Wild Mary: A Life of Mary Wesley by Patrick Marnham


It's been ages since I read a novel by Mary Wesley (1912-2002). I have them all. She's probably most famous for Camomile Lawn (1984) although my favorite is Not That Sort of Girl (1987).  The themes of her novels often deal with life in England during World War II in upper class families, conflict in families, and sex. She wrote in a forthright, ironic and sometimes comical way. I was glad to find Patrick Marnham's biography, Wild Mary, because it confirmed what I've always thought about Mary Wesley--that she was a complicated and interesting woman.

Mary Wesley began her life as the the third child in an affluent British family. Mary's early years were without love. Her father was absent, and her mother reminded Mary often that she was unwanted, a mistake. Mary's siblings treated her accordingly throughout her life. Mary received no formal education. It's no surprise that she wanted to escape her family by finding a husband. She was presented at court three times and became the glamorous wife of the 2nd Baron Swinfen. 

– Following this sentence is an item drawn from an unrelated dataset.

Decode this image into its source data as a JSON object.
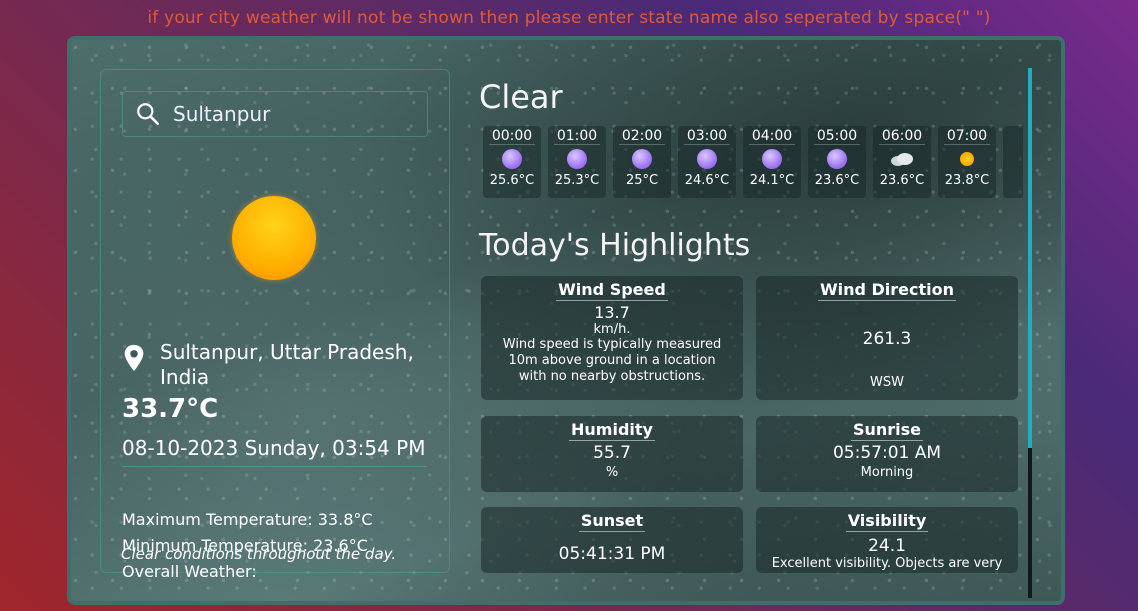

Life moved fast for Mary Wesley during World War II. She had lots of lovers, so many that she lost count. And she worked for British Intelligence. She also met the man who would become the love of her life, Eric Siepmann.

Eric Siepmann was charming, intellectual, and volatile. He drank too much and spent lots of time generating ideas for books and plays that never came to fruition. He wrote an autobiography after the war that was successful but never could capitalize on that success.

After the war, Mary caused a scandal and divorced her first husband. The road to matrimony for Mary and Eric was fraught with drama and hardship, thanks to Eric's first wife who gave stalking a new meaning, damaging Eric's job prospects while denying him a divorce. This entire episode and how Mary and Eric were eventually able to marry would make a great novel.

Mary's greatest success came after Eric's death. (She'd dabbled at writing for years, but never had time to devote herself properly, what with children, a demanding husband, and working.) She'd been living a hand to mouth existence, doing odd jobs for people, and had to sell her house to make ends meet. She sold a manuscript in 1983, and at 70 years old, became a bestselling author. This would be the beginning of many publishing successes for her and the end of worrying about money. 

Wild Mary was written with Mary Wesley's cooperation. Patrick Marnham spent time interviewing Wesley and had access to her letters, papers, and her unpublished autobiography. Her only stipulation was that the book be published after her death.

Wild Mary is a great read about a woman who was a true original and refused to conform to convention. She made her own rules, and although she paid dearly for wanting to live her own way, Mary Wesley led a fascinating life. 

I read Wild Mary for A Century of Books Challenge for the year 2006.

Reading this biography makes me want to revisit Mary Wesley's novels and try those I never got around to reading. Have you read any of her novels?


1 comment:

  1. Why do people like this always seem to have bigger lives than the rest of us?